Contrat de régulation économique d’ADP : le SCARA dénonce un projet qui fait payer aux dessertes point-à-point européennes, domestiques et ultramarines la priorité donnée au hub de Roissy-CDG

3 Août
  • Un accord État-ADP sur le CRE 2027-2034, applicable au 1ᵉʳ janvier 2027
  • Une concertation non aboutie : un DPC révisé qui ne bouge qu’à la marge
  • Derrière une moyenne de 2,1 % par an, des hausses très inégales selon les dessertes
  • Le hub : 29,5 % du trafic, 40 % des investissements
  • La demande du SCARA : des hausses limitées à l’inflation pour préserver l’attractivité de la France

Aéroports de Paris (ADP) vient d’annoncer un accord avec l’État sur le projet de contrat de régulation économique (CRE) 2027-2034. Son directeur général a qualifié cet accord d’« étape majeure » avant son entrée en vigueur le 1ᵉʳ janvier 2027.

Une concertation non aboutie

L’annonce s’accompagne de la publication d’un nouveau document public de concertation (DPC), qui fait suite au DPC initial de janvier devant recueillir les dernières observations des compagnies aériennes et de toute partie intéressée.

Ce nouveau document ajuste à la marge les hypothèses de trafic et d’investissements tout en maintenant une orientation que le SCARA conteste depuis plusieurs mois : faire porter aux dessertes aériennes point-à-point européennes, domestiques et ultramarines le financement d’une stratégie qui ne les concerne pas directement puisqu’elle vise à attirer des lignes internationales et à faire de Roissy-CDG un hub de correspondances apte à rivaliser avec les grandes plateformes internationales.

 

 

Derrière une moyenne de 2,1 % par an, des hausses très inégales

Sur la durée du CRE, ADP annonce une augmentation tarifaire moyenne de 2,1 % par an hors inflation. Cette moyenne masque des écarts considérables d’une catégorie de desserte à l’autre. Hors inflation, les redevances passagers progresseront de 34 % sur les lignes domestiques et de 21 % sur les liaisons européennes et ultramarines, contre 16 % seulement sur les dessertes internationales. Inflation comprise, ces hausses atteignent respectivement 48 %, 34 % et 28 %.

 

29,5 % du trafic, 40 % des investissements : priorité donnée au hub de Paris-CDG

Le même déséquilibre se retrouve dans l’affectation des 8,2 milliards d’euros d’investissements programmés : le CRE prévoit que près de 40 % iront au hub de correspondances de CDG et 20 % aux liaisons point-à-point, les 40 % restants correspondant à des investissements communs. Or les passagers en correspondance ne représentent que 29,5 % du trafic total des plateformes d’ADP.

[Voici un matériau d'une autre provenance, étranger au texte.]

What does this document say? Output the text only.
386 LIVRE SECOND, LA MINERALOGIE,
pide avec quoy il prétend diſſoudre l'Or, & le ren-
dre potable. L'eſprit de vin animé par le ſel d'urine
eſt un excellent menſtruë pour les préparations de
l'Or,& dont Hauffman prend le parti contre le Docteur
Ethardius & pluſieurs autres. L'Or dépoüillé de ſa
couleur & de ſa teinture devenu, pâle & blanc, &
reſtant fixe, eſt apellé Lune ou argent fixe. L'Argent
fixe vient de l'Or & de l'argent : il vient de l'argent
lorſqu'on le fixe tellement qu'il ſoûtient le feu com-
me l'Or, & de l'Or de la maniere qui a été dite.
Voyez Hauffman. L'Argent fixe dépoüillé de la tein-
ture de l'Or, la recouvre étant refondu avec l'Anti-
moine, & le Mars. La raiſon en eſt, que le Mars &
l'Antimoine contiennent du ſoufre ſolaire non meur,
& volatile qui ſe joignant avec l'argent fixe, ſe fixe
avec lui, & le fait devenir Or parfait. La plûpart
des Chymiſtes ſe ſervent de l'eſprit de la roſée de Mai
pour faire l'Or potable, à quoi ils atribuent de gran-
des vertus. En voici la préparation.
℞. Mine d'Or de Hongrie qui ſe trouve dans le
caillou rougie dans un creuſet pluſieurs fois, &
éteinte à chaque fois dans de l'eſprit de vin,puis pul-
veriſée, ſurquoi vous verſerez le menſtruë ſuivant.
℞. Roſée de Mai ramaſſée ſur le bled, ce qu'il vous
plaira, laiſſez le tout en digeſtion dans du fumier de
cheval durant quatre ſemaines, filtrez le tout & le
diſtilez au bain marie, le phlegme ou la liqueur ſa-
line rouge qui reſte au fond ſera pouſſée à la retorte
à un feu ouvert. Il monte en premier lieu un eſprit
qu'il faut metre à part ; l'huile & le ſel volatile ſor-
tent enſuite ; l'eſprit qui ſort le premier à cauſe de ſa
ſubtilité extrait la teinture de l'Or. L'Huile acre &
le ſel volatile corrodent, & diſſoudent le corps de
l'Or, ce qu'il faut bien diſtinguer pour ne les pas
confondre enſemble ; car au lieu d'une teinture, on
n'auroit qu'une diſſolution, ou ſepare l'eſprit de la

Ces mêmes passagers en correspondance bénéficieront en outre d’un abattement renforcé sur les redevances. Leur tarif baissera, hors inflation, de 23 % pour l’international, de 19 % pour l’Europe et l’outre-mer et de 11 % pour le domestique, soit respectivement après inflation -18 %, -11 % et -2 %.

 

TSBA, CDG Express : une addition de charges qui pèse sur l’attractivité française

Le SCARA rappelle qu’une étude de la DGAC a établi que la hausse de la taxe de solidarité sur les billets d’avion (TSBA) sur les dessertes françaises et européennes de 4,77 € en classe économique et 3,70 € en classe affaires, soit des montants de hausse par billet comparables à ce que prévoit le CRE 2027-2034, a contribué à la baisse d’attractivité de la France auprès des compagnies aériennes.

À cette charge s’ajoutera la « contribution spéciale CDG Express », destinée à financer l’intermodalité entre l’aérien et les transports terrestres publics parisiens. Perçue à compter d’avril 2027 sur chaque passager au départ et à l’arrivée de CDG, pour un montant encore inconnu mais plafonné à 1,40 €, elle renchérira un peu plus le coût d’exploitation des lignes concernées et accentuera le manque d’attractivité.

 

Les demandes du SCARA

Le SCARA appelle l’État à réexaminer sa proposition, afin que chaque usager des plateformes aéroportuaires d’ADP acquitte le juste prix des services qui lui sont rendus, sans avoir à financer des choix stratégiques qui ne le concernent pas.

Dans un esprit de concertation transparente et objective, il réitère sa demande d’un scénario d’investissements alternatif, compatible avec une limitation des hausses tarifaires au niveau de l’inflation pour les dessertes point-à-point européennes, domestiques et ultramarines.

Il alerte l’État sur les risques que l’augmentation continue des taxes et des redevances aéroportuaires fait peser sur l’attractivité de la destination France.